Assume This Not That

If You Want To Live
15

The brief: 100-year-old maples form unbroken arches of emerald leaves, shading streets of well-tended craftsman-built homes; a peaceful neighborhood in a very low-crime community. Doors are often unlocked, because who stops by except neighbors and friends? Yes, such places still exist, and good friends of ours, an attractive single mom and her pretty teenage daughter live there. But one recent night a “visitor” to the area, a whacked-out, drugged-up psychopath, crept into a nearby home at random and committed a horrific assault, stabbing one victim until the blade of his cheap knife bent into uselessness. It was an aberration; the neighbors slipped back into somnolence. Not the girls. For them it was a reminder of another place, another time.

They knew this was a statistical anomaly — but they also knew those are the events you prepare for; those rare and dangerous anomalies. Already trained and armed with handguns, they added a 12-gauge pump to their battery and requested a refresher on home defense considerations. Afterward, they picked out some points they had not heard or read before and asked me to write about them. And so …

Go Ahead & Assume

All your life you’ve been told not to assume — but there are some assumptions you must make, because the consequence of error is grave. The “qualifier” for assumptions should be, “If you want to live, you assume this, not that.” The first is anyone who enters your occupied home at night chooses to, knowing you’re inside, and it’s not just about opportunistic theft.

Opportunist burglars bent only on theft have no desire to confront residents. They’re all about the loot and getting away clean. They typically commit daytime burglaries after assuring themselves nobody’s home. A tiny, miniscule percentage of burglars get a thrill out of creeping undetected through an occupied home while victims sleep, stealing and leaving. If a goblin enters your home at night, the human prey is as much a part of the feast as your possessions. What’s your most survivable assumption?

The second is any sound or movement which alerts you, especially if it wakes you, must be investigated, even if it’s not repeated. Typically, people wait for sound or movement to be repeated, or, sound-after-movement or movement-after-sound, before they admit the possibility of threat.

Whether they’re military sentries or peaceable civilians, people want — and have a psychological need — to dismiss possible threats; to believe singular sounds and movements, not repeated, are phenomena which can be safely ignored. “First-world” people do this routinely, and often enough, they don’t suffer for it, but is that a sound assumption? So-called “primitives” and non-industrialized people typically do not assume so. They know something was responsible for activating their spider-sense, and it can only be ignored at great peril.
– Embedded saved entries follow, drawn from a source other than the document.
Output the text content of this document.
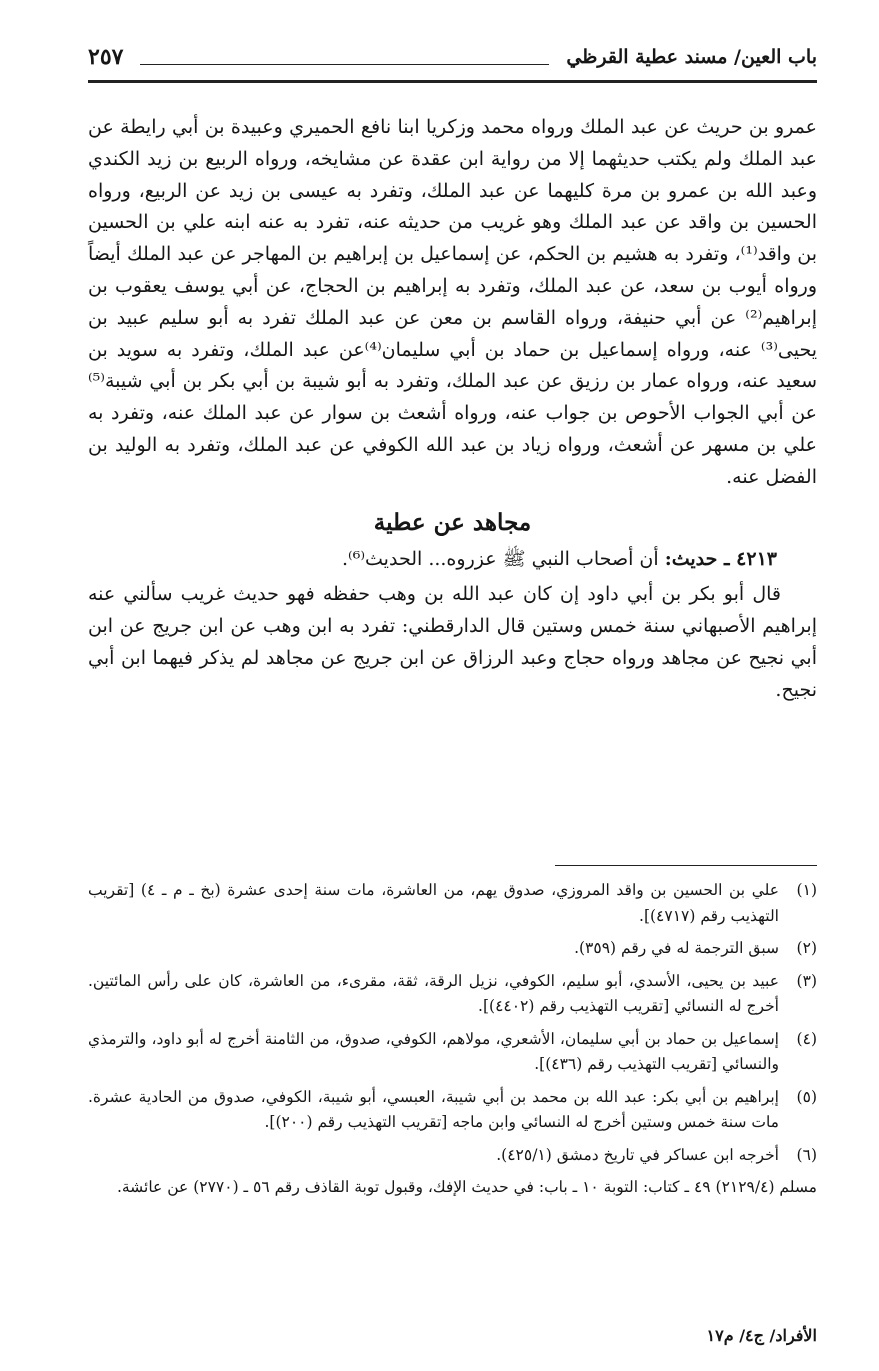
باب العين/ مسند عطية القرظي
٢٥٧

عمرو بن حريث عن عبد الملك ورواه محمد وزكريا ابنا نافع الحميري وعبيدة بن أبي رايطة عن عبد الملك ولم يكتب حديثهما إلا من رواية ابن عقدة عن مشايخه، ورواه الربيع بن زيد الكندي وعبد الله بن عمرو بن مرة كليهما عن عبد الملك، وتفرد به عيسى بن زيد عن الربيع، ورواه الحسين بن واقد عن عبد الملك وهو غريب من حديثه عنه، تفرد به عنه ابنه علي بن الحسين بن واقد⁽¹⁾، وتفرد به هشيم بن الحكم، عن إسماعيل بن إبراهيم بن المهاجر عن عبد الملك أيضاً ورواه أيوب بن سعد، عن عبد الملك، وتفرد به إبراهيم بن الحجاج، عن أبي يوسف يعقوب بن إبراهيم⁽²⁾ عن أبي حنيفة، ورواه القاسم بن معن عن عبد الملك تفرد به أبو سليم عبيد بن يحيى⁽³⁾ عنه، ورواه إسماعيل بن حماد بن أبي سليمان⁽⁴⁾عن عبد الملك، وتفرد به سويد بن سعيد عنه، ورواه عمار بن رزيق عن عبد الملك، وتفرد به أبو شيبة بن أبي بكر بن أبي شيبة⁽⁵⁾ عن أبي الجواب الأحوص بن جواب عنه، ورواه أشعث بن سوار عن عبد الملك عنه، وتفرد به علي بن مسهر عن أشعث، ورواه زياد بن عبد الله الكوفي عن عبد الملك، وتفرد به الوليد بن الفضل عنه.

مجاهد عن عطية

٤٢١٣ ـ حديث: أن أصحاب النبي ﷺ عزروه... الحديث⁽⁶⁾.

قال أبو بكر بن أبي داود إن كان عبد الله بن وهب حفظه فهو حديث غريب سألني عنه إبراهيم الأصبهاني سنة خمس وستين قال الدارقطني: تفرد به ابن وهب عن ابن جريج عن ابن أبي نجيح عن مجاهد ورواه حجاج وعبد الرزاق عن ابن جريج عن مجاهد لم يذكر فيهما ابن أبي نجيح.

(١)
علي بن الحسين بن واقد المروزي، صدوق يهم، من العاشرة، مات سنة إحدى عشرة (بخ ـ م ـ ٤) [تقريب التهذيب رقم (٤٧١٧)].
(٢)
سبق الترجمة له في رقم (٣٥٩).
(٣)
عبيد بن يحيى، الأسدي، أبو سليم، الكوفي، نزيل الرقة، ثقة، مقرىء، من العاشرة، كان على رأس المائتين. أخرج له النسائي [تقريب التهذيب رقم (٤٤٠٢)].
(٤)
إسماعيل بن حماد بن أبي سليمان، الأشعري، مولاهم، الكوفي، صدوق، من الثامنة أخرج له أبو داود، والترمذي والنسائي [تقريب التهذيب رقم (٤٣٦)].
(٥)
إبراهيم بن أبي بكر: عبد الله بن محمد بن أبي شيبة، العبسي، أبو شيبة، الكوفي، صدوق من الحادية عشرة. مات سنة خمس وستين أخرج له النسائي وابن ماجه [تقريب التهذيب رقم (٢٠٠)].
(٦)
أخرجه ابن عساكر في تاريخ دمشق (٤٢٥/١).
مسلم (٢١٢٩/٤) ٤٩ ـ كتاب: التوبة ١٠ ـ باب: في حديث الإفك، وقبول توبة القاذف رقم ٥٦ ـ (٢٧٧٠) عن عائشة.
الأفراد/ ج٤/ م١٧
There’s a certain symphony of sounds which you ordinarily sleep through; the routine creaks and groans of structural response to temperature changes, the gurgle of water in the pipes, the subdued hum of routine traffic. Your senses become inured to them, and they don’t wake you. But over millennia your survival subconscious has been honed to respond to alien noises, the ones which might signal the presence of danger. They not only wake you, but may give you an instant shot of adrenaline to prepare you for fight-or-flight.

If you’re awakened, your socially-conditioned reflex is to turn on a light, the brighter the better, to soothe your conditioned reflexes. Don’t. Your vision is adjusted to low light, so use it; protect it. Only use light as a weapon and a search-tool projected in front of you.

More Assumptions

If you see one intruder, do you assume there’s only one? If you don’t see a weapon in his hands, do you assume he’s unarmed? If you see a weapon in his hand, should you assume that’s the only one he has? The only safe assumptions you can make are that this person is dangerous; the presence of a weapon only makes them more dangerous, and an unseen weapon can be more dangerous than one you see.

You’ve got him at gunpoint, and he cajoles, he begs, he pleads, he swears to leave peacefully if you’ll just let him go. What can you assume? That his mouth is moving, possibly to alert unseen companions; that he’s still the goblin who entered with evil, violent intent. Do you assume he would show you the same mercy he’s begging for, if he now got the drop on you?

You’ve shot him and he’s down. Does that mean he’s finished? If he’s not moving, do you assume he can’t move — suddenly and violently? If he’s silent, is it because he’s silenced, or because he’s listening?

Keep the gun on him until police arrive and are present. Recently an older lady in California had to shoot an intruder while she was literally on the phone with a police dispatcher. The goblin wasn’t moving. When sirens became audible — still some distance away — the dispatcher told the lady to put down her gun. When can you assume you’re safe? Think about it.